I grinned at him. “Maybe you’re right. A little luck of the Irish?”
After following his lead and taking a sip, I noticed Charlie out of the corner of my eye. He was studying the row of Harp pints I’d left farther down the bar. His forehead was creased with concern as he seemed to be assessing the different amounts of head on each pint.
Once he seemed satisfied, he removed my head control device and poured a pint. His eyes were on the first pint I’d poured rather than the one he was currently pulling. Without even seeming to try hard, he duplicated my pour by hand.
Then he did it again. This time the pour matched my second one.
And again, the third.
And again.
Until he had a nearly identical row of pints lined up next to mine—all done by hand without the benefit of my special device.
He was showing me up, and I was mortified, despite having predicted this type of challenge if I’d ever decided to actually pitch the idea to pub owners.
Was his intention to humiliate me in front of his boss? And why did it sting more coming from him than it would have coming from Devlin himself?
I opened my mouth to make the argument I’d already thought through a million times, but he beat me to it. His voice was the kind of quiet, steady voice that hushed a room just so people could listen in.

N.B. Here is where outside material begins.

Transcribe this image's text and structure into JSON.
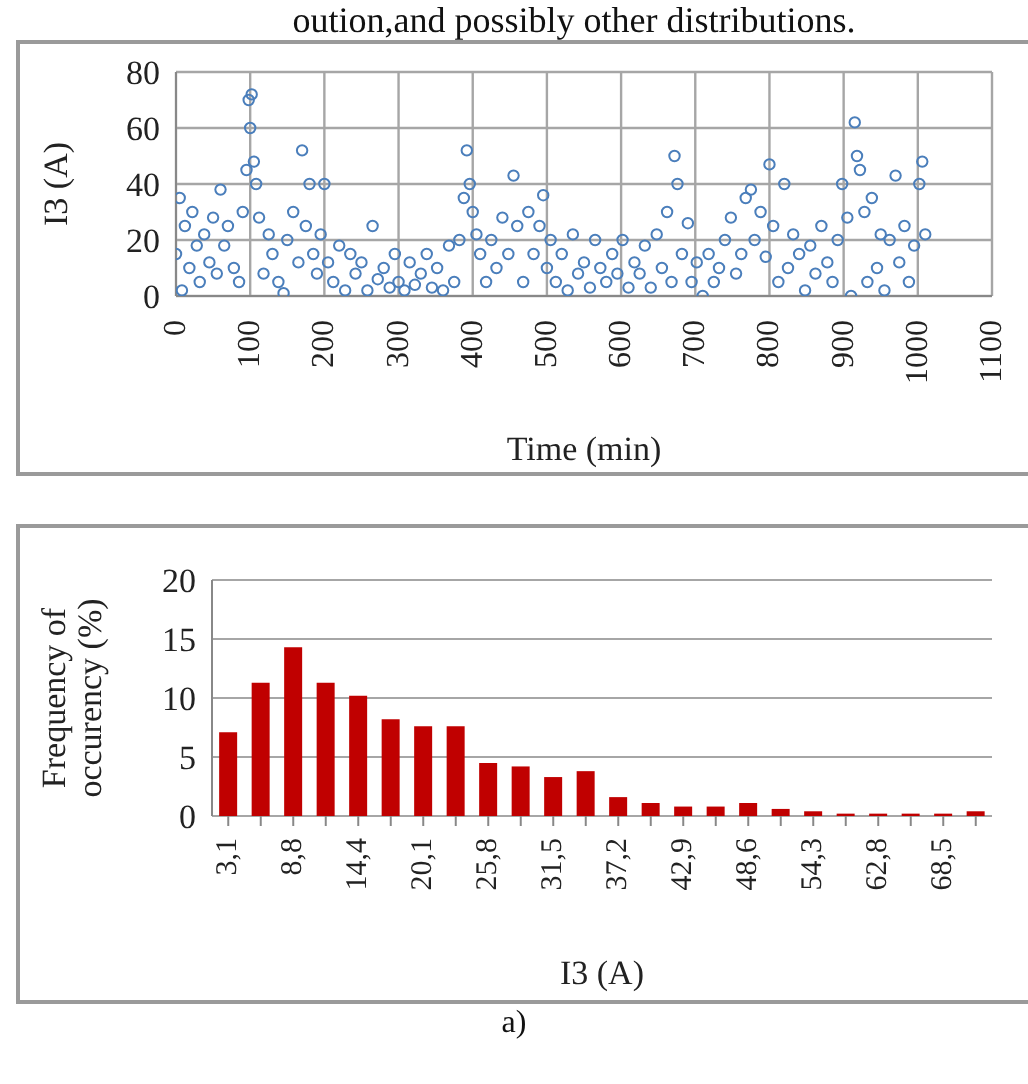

“The Irish take their pint pulling very seriously, Hudson,” he began. The sound of my name in his soft lilt made something strange happen in my gut. Maybe it was the Irish accent and the fact I wasn’t used to it.
I tried to cut in, to tell him that times were changing and not all bartenders were properly trained or experienced in pulling pints anymore, especially in the States, but he continued before I could get a word in.
“The problem is time,” he said. “Pulling the perfect pint takes time and attention, which is all well and good when it’s halfway through a lazy Sunday and you’re only serving auld Johnny who’s been holding down his same stool for fifty-odd years. But when you’re serving loads of university students or stacks of customers at a festival or game, there’s no time for the perfect pour, is there? And chances are, you haven’t hired the type of bartender who knows how to pull a pint the right way because he hasn’t been tagging along with his dad for twenty years to every public house in Ireland watching how it’s done.”